Neither the Alpaca 7B nor 13B models provide an accurate 200-word synopsis of Ernest Hemingway's "Cat in the Rain" short story, and both make for compelling plots and details about the content. content of the story.

By running a large language model on your own Linux, you are not subject to monitoring or the risk of inaccessibility to the service. You can use it in any way you see fit without fear of consequences for violating the content policy of the service provider company.

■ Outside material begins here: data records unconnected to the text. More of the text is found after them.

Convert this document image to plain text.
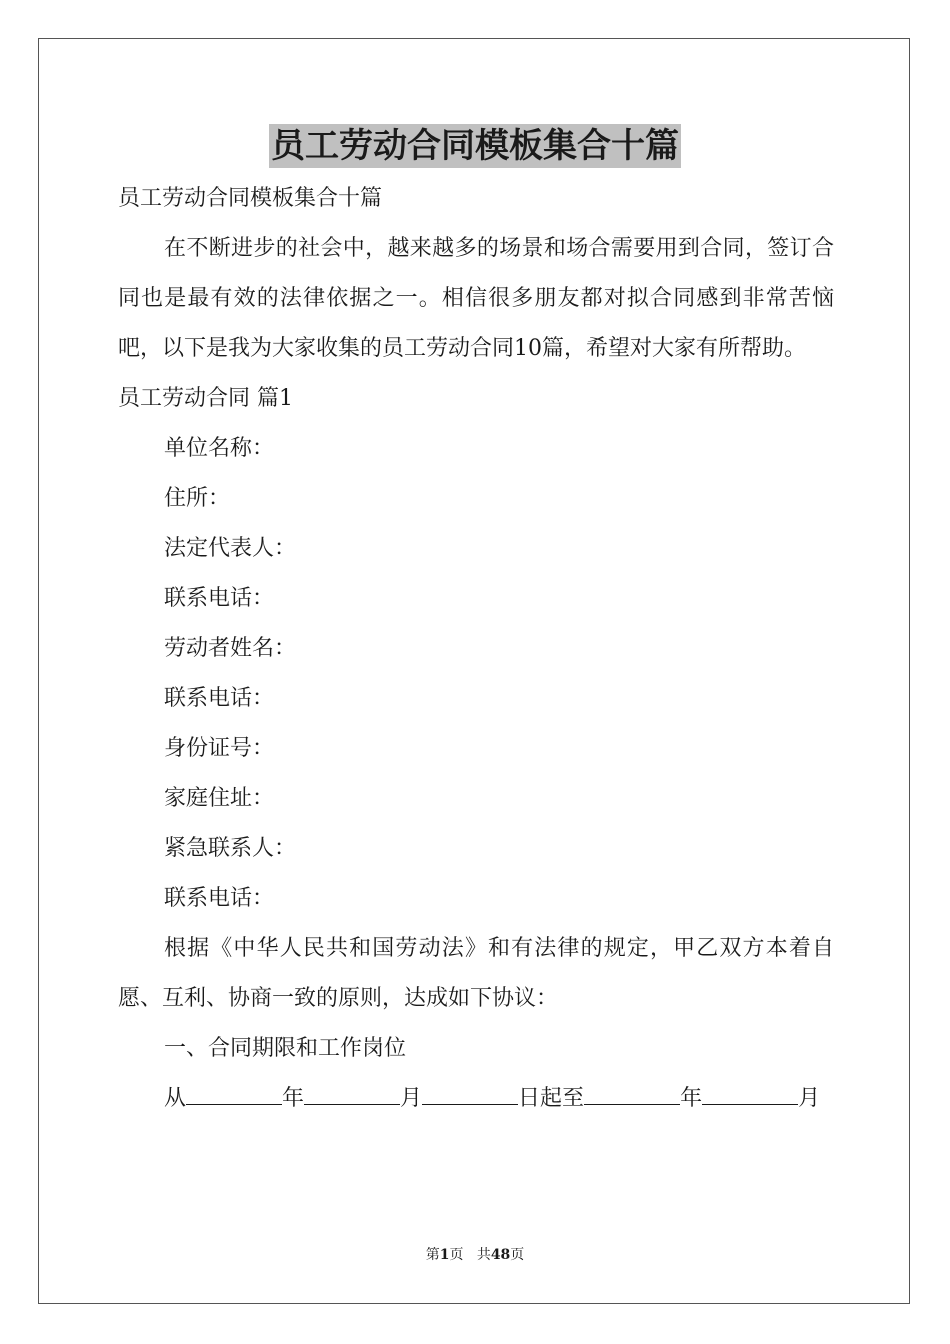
员工劳动合同模板集合十篇

员工劳动合同模板集合十篇

在不断进步的社会中，越来越多的场景和场合需要用到合同，签订合同也是最有效的法律依据之一。相信很多朋友都对拟合同感到非常苦恼吧，以下是我为大家收集的员工劳动合同10篇，希望对大家有所帮助。

员工劳动合同 篇1

单位名称：

住所：

法定代表人：

联系电话：

劳动者姓名：

联系电话：

身份证号：

家庭住址：

紧急联系人：

联系电话：

根据《中华人民共和国劳动法》和有法律的规定，甲乙双方本着自愿、互利、协商一致的原则，达成如下协议：

一、合同期限和工作岗位

从	年	月	日起至	年	月

第1页 共48页
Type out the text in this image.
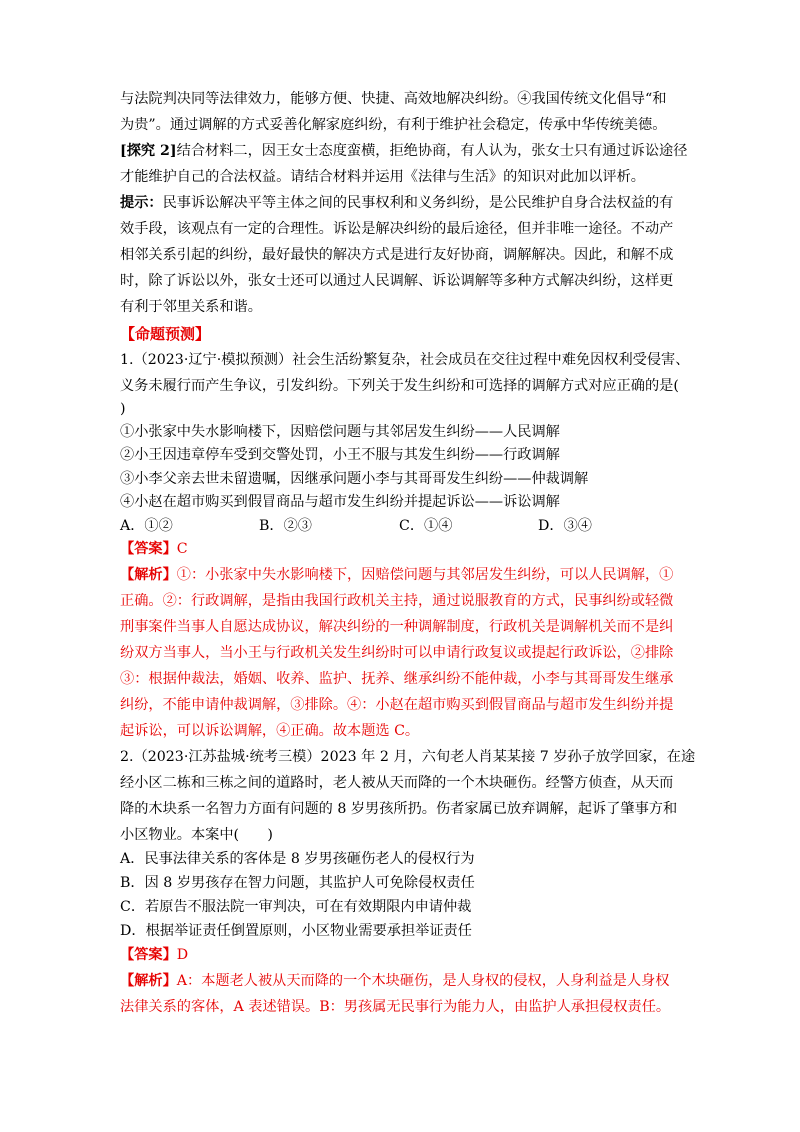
与法院判决同等法律效力，能够方便、快捷、高效地解决纠纷。④我国传统文化倡导“和
为贵”。通过调解的方式妥善化解家庭纠纷，有利于维护社会稳定，传承中华传统美德。
[探究 2]结合材料二，因王女士态度蛮横，拒绝协商，有人认为，张女士只有通过诉讼途径
才能维护自己的合法权益。请结合材料并运用《法律与生活》的知识对此加以评析。
提示：民事诉讼解决平等主体之间的民事权利和义务纠纷，是公民维护自身合法权益的有
效手段，该观点有一定的合理性。诉讼是解决纠纷的最后途径，但并非唯一途径。不动产
相邻关系引起的纠纷，最好最快的解决方式是进行友好协商，调解解决。因此，和解不成
时，除了诉讼以外，张女士还可以通过人民调解、诉讼调解等多种方式解决纠纷，这样更
有利于邻里关系和谐。
【命题预测】
1.（2023·辽宁·模拟预测）社会生活纷繁复杂，社会成员在交往过程中难免因权利受侵害、
义务未履行而产生争议，引发纠纷。下列关于发生纠纷和可选择的调解方式对应正确的是(
)
①小张家中失水影响楼下，因赔偿问题与其邻居发生纠纷——人民调解
②小王因违章停车受到交警处罚，小王不服与其发生纠纷——行政调解
③小李父亲去世未留遗嘱，因继承问题小李与其哥哥发生纠纷——仲裁调解
④小赵在超市购买到假冒商品与超市发生纠纷并提起诉讼——诉讼调解
A．①②	B．②③	C．①④	D．③④
【答案】C
【解析】①：小张家中失水影响楼下，因赔偿问题与其邻居发生纠纷，可以人民调解，①
正确。②：行政调解，是指由我国行政机关主持，通过说服教育的方式，民事纠纷或轻微
刑事案件当事人自愿达成协议，解决纠纷的一种调解制度，行政机关是调解机关而不是纠
纷双方当事人，当小王与行政机关发生纠纷时可以申请行政复议或提起行政诉讼，②排除
③：根据仲裁法，婚姻、收养、监护、抚养、继承纠纷不能仲裁，小李与其哥哥发生继承
纠纷，不能申请仲裁调解，③排除。④：小赵在超市购买到假冒商品与超市发生纠纷并提
起诉讼，可以诉讼调解，④正确。故本题选 C。
2.（2023·江苏盐城·统考三模）2023 年 2 月，六旬老人肖某某接 7 岁孙子放学回家，在途
经小区二栋和三栋之间的道路时，老人被从天而降的一个木块砸伤。经警方侦查，从天而
降的木块系一名智力方面有问题的 8 岁男孩所扔。伤者家属已放弃调解，起诉了肇事方和
小区物业。本案中(　　)
A．民事法律关系的客体是 8 岁男孩砸伤老人的侵权行为
B．因 8 岁男孩存在智力问题，其监护人可免除侵权责任
C．若原告不服法院一审判决，可在有效期限内申请仲裁
D．根据举证责任倒置原则，小区物业需要承担举证责任
【答案】D
【解析】A：本题老人被从天而降的一个木块砸伤，是人身权的侵权，人身利益是人身权
法律关系的客体，A 表述错误。B：男孩属无民事行为能力人，由监护人承担侵权责任。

If your computing resources are few, you can even run LLM locally on the humble Raspberry Pi.

Marvin Fry

Update 27 June 2023

You should read it

May be interested

6 reasons why Linux phones and laptops are not cheap
if you want to buy a pc with pre-installed free and open source desktop, then you have to pay some money, and the amount you can pay can be quite large.
First impressions of Bard: Google's generative AI
bard is a generative ai designed to generate text from naturally written queries. bard uses google's own language model, lamda (language model for dialogue applications).
9 pros and cons of using a local LLM
since chatgpt emerged in november 2022, the term large language model (llm) has quickly moved from a term reserved for ai enthusiasts to a buzzword on everyone's lips.
Lenovo is about to launch its first Linux laptop model
lenovo will also follow dell to launch a series of brand new linux laptops in the near future.
How to Use R Language to Connect with an ORACLE Database
the language r can be used to connect with an oracle database and perform several actions. for use on linux ubuntu and oracle xe, learning to connect in this way makes the task much more manageable. choose your os (linux 32) here:...
In the end, big universities realized that Java was a lousy language if used for introductory programming
the decision to remove java is really smart, because any student who has studied java has found that this is the harshest language that i have to learn when i start. frankly, it was too terrible.
Do you know what programming language is?
programming language is a type of computer language used to develop software programs, scripts, or standardization under a system of specific rules for computer execution.
How to manage and restore Tmux sessions in Linux
tmux is a multiplexer terminal (a tool that allows to use multiple terminals in a window) that integrates many useful features and is supported by a large number of community-created plugins.
6 Reasons You Should Try Windows Subsystem for Linux (WSL)
while windows is popular with casual users due to its ease of use and flexibility, linux has a large market share among professional users.
Enable / disable the Language bar on Windows 10
the language bar is used to quickly change the keyboard layout or input language without having to navigate to control panel or settings.